Loss-of-value insurance is typically a rider on a total permanent disability policy, and is specifically marketed to top college prospects who are expected to be selected in the top tier of their respective drafts, largely football and basketball. For an eligible athlete, the underwriter establishes a baseline projected rookie contract. If the athlete is undrafted or receives a contract significantly less valuable than their projected baseline due to injury or illness, the policy will pay out a benefit.
Take, for example, University of Michigan tight end Jake Butt, who tore his ACL during the first quarter of this year’s Orange Bowl. The injury prevented Butt from participating in the NFL draft process due to surgery and recovery, and the potential first round pick will likely fall in the draft rankings as a result. Prior to this season, Butt obtained a $4 million total disability insurance policy with a $2 million loss-of-value rider for which he is eligible for benefits if drafted after the second round. This year’s NFL draft may test insurers’ willingness to pay up on one of these high-value claims if Butt is not drafted in the first two rounds.
Can You Collect on Your Loss-of-Value Policy?
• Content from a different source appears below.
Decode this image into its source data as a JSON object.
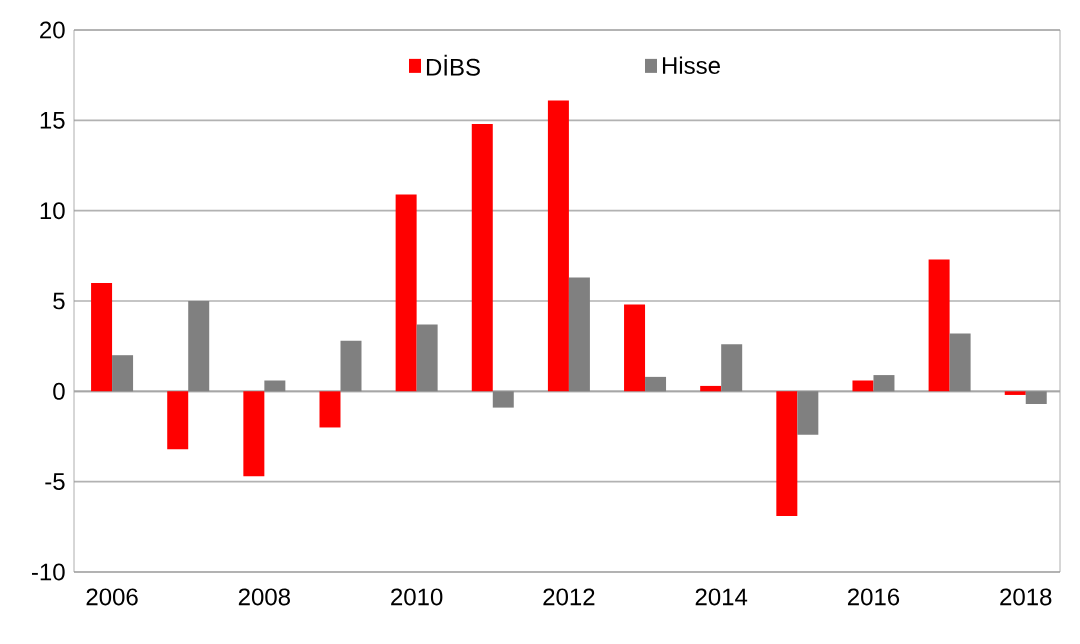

Loss-of-value insurance is a relatively new phenomenon. So far, only a select few loss-of-value policies have ever actually paid out. In previous posts, we have talked about the incentives that disability insurance companies have to delay and deny benefits for high-earning individuals with legitimate disabilities. In the same way that dentists are often targeted for denial in their disability insurance claims, professional athletes with loss-of-value disability insurance are targeted because of the enormous financial incentive to deny benefits. So, not surprisingly, Lloyd’s of London, the most prominent underwriter in the loss-of-value insurance market, has been sued by several NFL prospects whose claims were denied. A lot of money is at stake in these policies, and to the insurance companies it may be worthwhile to spend years litigating a claim that could cost the insurance company millions of dollars. The importance of an experienced advocate in such a scenario cannot be understated.
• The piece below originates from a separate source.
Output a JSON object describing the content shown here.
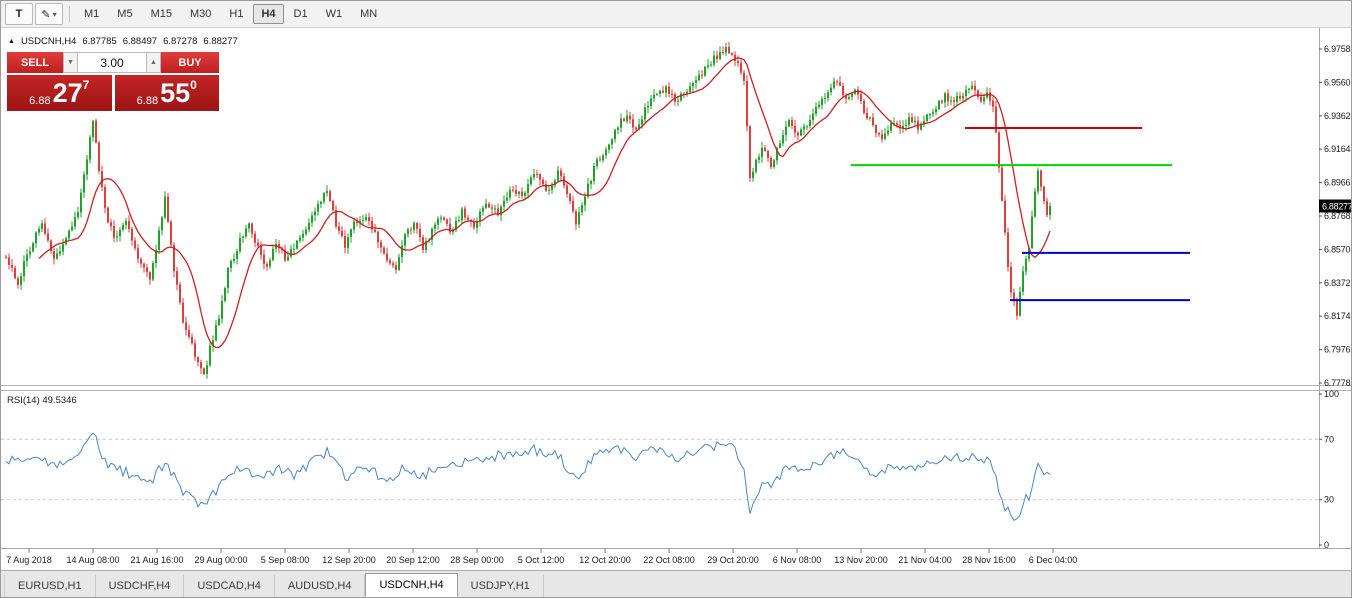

To this day, only two professional football players have successfully collected on loss-of-value disability insurance: Silas Redd and Ifo Ekpre-Olomu. Redd, a highly sought-after running back from the University of Southern California, went undrafted in the 2014 NFL Draft after suffering a season-ending knee injury. Ekpre-Olomu, a cornerback for the University of Oregon, collected $3 million from his loss-of-value rider after the projected first-round pick fell to the seventh round in the 2015 NFL Draft due to an ACL tear suffered at the end of his senior season.
If Jake Butt’s draft position drops below the second round, it will provide another interesting test case for how disability insurers handle these high-value claims. Given the large amount of money at stake, it is certainly possible that insurers will keep denying claims until they are forced, through litigation, to settle or pay out.